The provisions of paragraph 10 of the articles of partnership prohibiting the dissolution of the association under review,
except by the consent and agreement of two-thirds of its partners, denied the right to a less number of the partners to
effect a dissolution of the partnership through judicial intervention or otherwise; but in no wise limited or restricted the
rights of the individual partners in the event the dissolution of the association was effected, not by any act of theirs, but
by the express mandate of statutory law. It would be absurd and unreasonable to hold that such an association could
never be dissolved and liquidated without the consent and agreement of two-thirds of its partners notwithstanding that it
had lost all its capital, or had become bankrupt, or that the enterprise for which it had been organized had been
concluded or utterly abandoned.

II. The association of which the defendant was nominated manager (gestor) was totally dissolved in the year
1904, when the rice mill for the operation of which it was organized was dismantled, the machinery offered for
sale and the whole enterprise concluded and abandoned.

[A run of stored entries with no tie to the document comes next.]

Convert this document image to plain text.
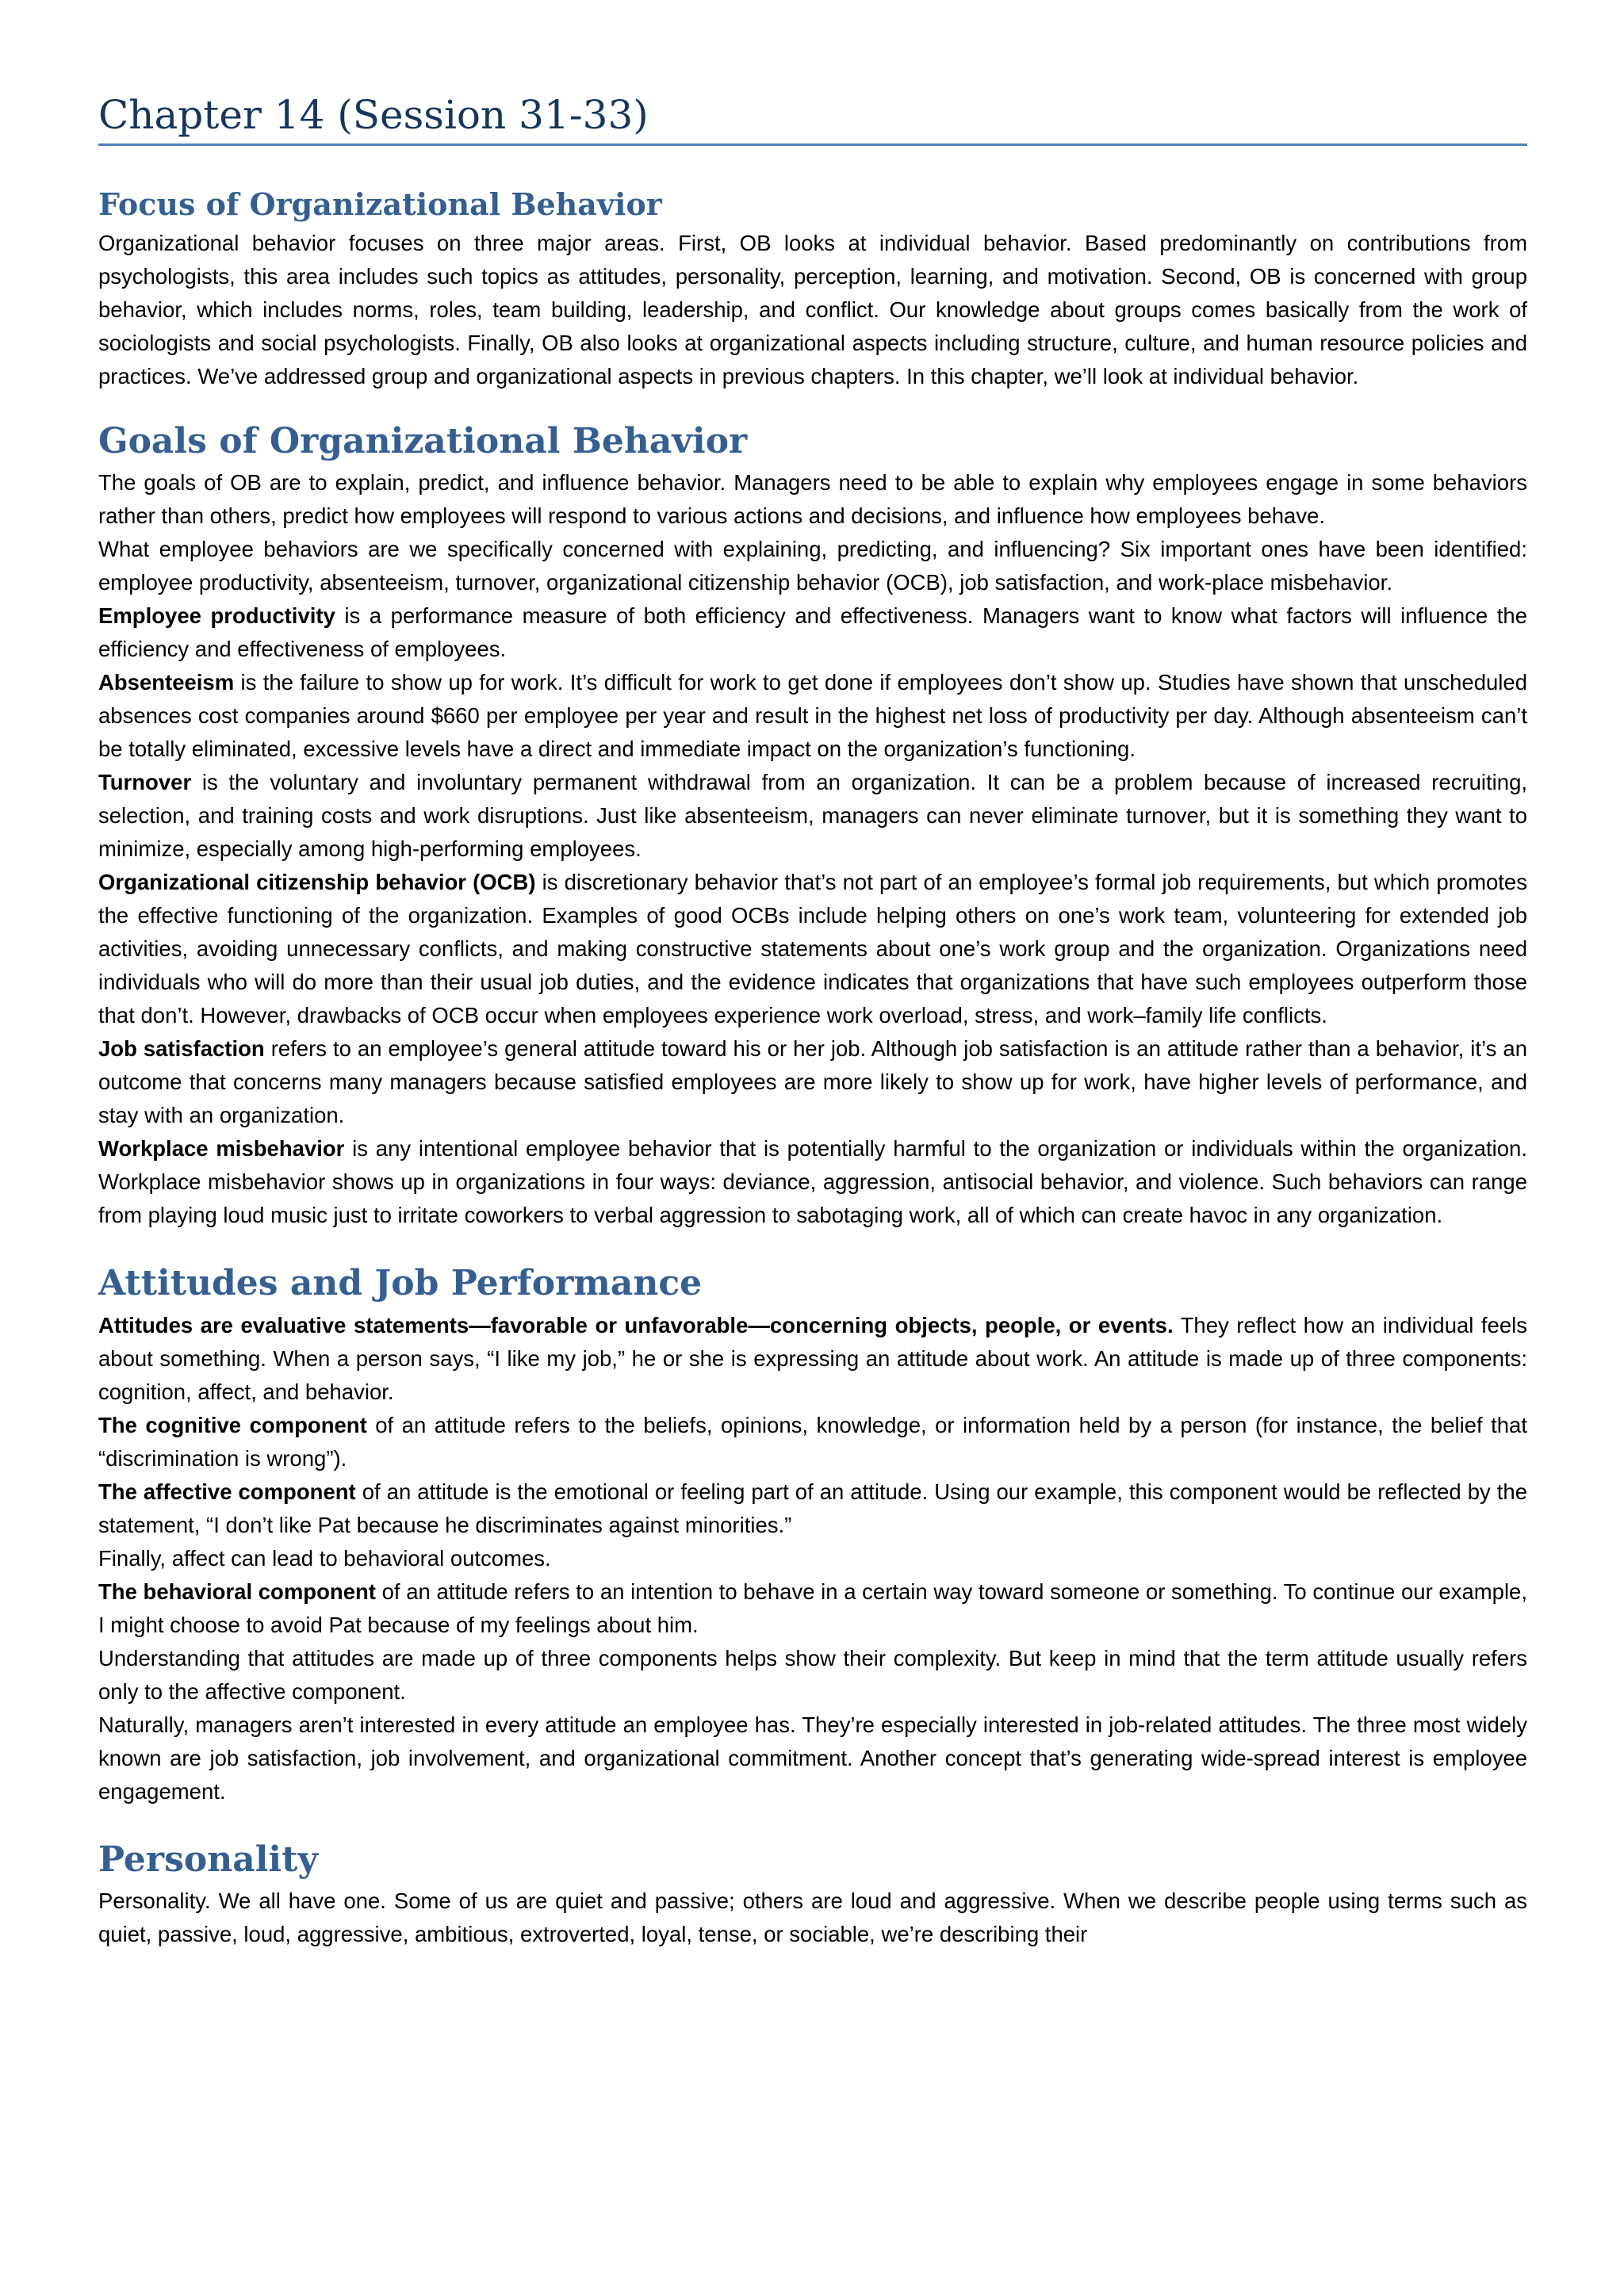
Chapter 14 (Session 31-33)
Focus of Organizational Behavior

Organizational behavior focuses on three major areas. First, OB looks at individual behavior. Based predominantly on contributions from psychologists, this area includes such topics as attitudes, personality, perception, learning, and motivation. Second, OB is concerned with group behavior, which includes norms, roles, team building, leadership, and conflict. Our knowledge about groups comes basically from the work of sociologists and social psychologists. Finally, OB also looks at organizational aspects including structure, culture, and human resource policies and practices. We’ve addressed group and organizational aspects in previous chapters. In this chapter, we’ll look at individual behavior.

Goals of Organizational Behavior

The goals of OB are to explain, predict, and influence behavior. Managers need to be able to explain why employees engage in some behaviors rather than others, predict how employees will respond to various actions and decisions, and influence how employees behave.

What employee behaviors are we specifically concerned with explaining, predicting, and influencing? Six important ones have been identified: employee productivity, absenteeism, turnover, organizational citizenship behavior (OCB), job satisfaction, and work-place misbehavior.

Employee productivity is a performance measure of both efficiency and effectiveness. Managers want to know what factors will influence the efficiency and effectiveness of employees.

Absenteeism is the failure to show up for work. It’s difficult for work to get done if employees don’t show up. Studies have shown that unscheduled absences cost companies around $660 per employee per year and result in the highest net loss of productivity per day. Although absenteeism can’t be totally eliminated, excessive levels have a direct and immediate impact on the organization’s functioning.

Turnover is the voluntary and involuntary permanent withdrawal from an organization. It can be a problem because of increased recruiting, selection, and training costs and work disruptions. Just like absenteeism, managers can never eliminate turnover, but it is something they want to minimize, especially among high-performing employees.

Organizational citizenship behavior (OCB) is discretionary behavior that’s not part of an employee’s formal job requirements, but which promotes the effective functioning of the organization. Examples of good OCBs include helping others on one’s work team, volunteering for extended job activities, avoiding unnecessary conflicts, and making constructive statements about one’s work group and the organization. Organizations need individuals who will do more than their usual job duties, and the evidence indicates that organizations that have such employees outperform those that don’t. However, drawbacks of OCB occur when employees experience work overload, stress, and work–family life conflicts.

Job satisfaction refers to an employee’s general attitude toward his or her job. Although job satisfaction is an attitude rather than a behavior, it’s an outcome that concerns many managers because satisfied employees are more likely to show up for work, have higher levels of performance, and stay with an organization.

Workplace misbehavior is any intentional employee behavior that is potentially harmful to the organization or individuals within the organization. Workplace misbehavior shows up in organizations in four ways: deviance, aggression, antisocial behavior, and violence. Such behaviors can range from playing loud music just to irritate coworkers to verbal aggression to sabotaging work, all of which can create havoc in any organization.

Attitudes and Job Performance

Attitudes are evaluative statements—favorable or unfavorable—concerning objects, people, or events. They reflect how an individual feels about something. When a person says, “I like my job,” he or she is expressing an attitude about work. An attitude is made up of three components: cognition, affect, and behavior.

The cognitive component of an attitude refers to the beliefs, opinions, knowledge, or information held by a person (for instance, the belief that “discrimination is wrong”).

The affective component of an attitude is the emotional or feeling part of an attitude. Using our example, this component would be reflected by the statement, “I don’t like Pat because he discriminates against minorities.”

Finally, affect can lead to behavioral outcomes.

The behavioral component of an attitude refers to an intention to behave in a certain way toward someone or something. To continue our example, I might choose to avoid Pat because of my feelings about him.

Understanding that attitudes are made up of three components helps show their complexity. But keep in mind that the term attitude usually refers only to the affective component.

Naturally, managers aren’t interested in every attitude an employee has. They’re especially interested in job-related attitudes. The three most widely known are job satisfaction, job involvement, and organizational commitment. Another concept that’s generating wide-spread interest is employee engagement.

Personality

Personality. We all have one. Some of us are quiet and passive; others are loud and aggressive. When we describe people using terms such as quiet, passive, loud, aggressive, ambitious, extroverted, loyal, tense, or sociable, we’re describing their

The firm was already dissolved in 1904 when its machineries were dismantled – this was a sign that the firm abandoned
and concluded the purpose for it was formed, specifically, its rice cleaning business. Upon said dissolution, it was the
duty of Faustino to liquidate the assets and inform his partners. The provision which requires a 2/3 votes of all the
partners to dissolve the firm cannot be given effect because the same denied the right of a less number of partners to
effect the dissolution especially where the firm has already sustained huge losses. It would be absurd and unreasonable
to hold that such an association could never be dissolved and liquidated without the consent and agreement of two-thirds
of its partners, notwithstanding that it had lost all its capital, or had become bankrupt, or that the enterprise for which it
had been organized had been concluded or utterly abandoned.
DISPOSITIVE
We find no merit in defendant's assignment of error numbered 3.
Twenty days hereafter let judgment be entered reversing the judgment of the lower court, without special condemnation
of the costs in this instance, and directing the return of the record to the trial court, wherein judgment will be entered in
accordance herewith, and ten days thereafter let the record be remanded in confirmity therewith. So ordered.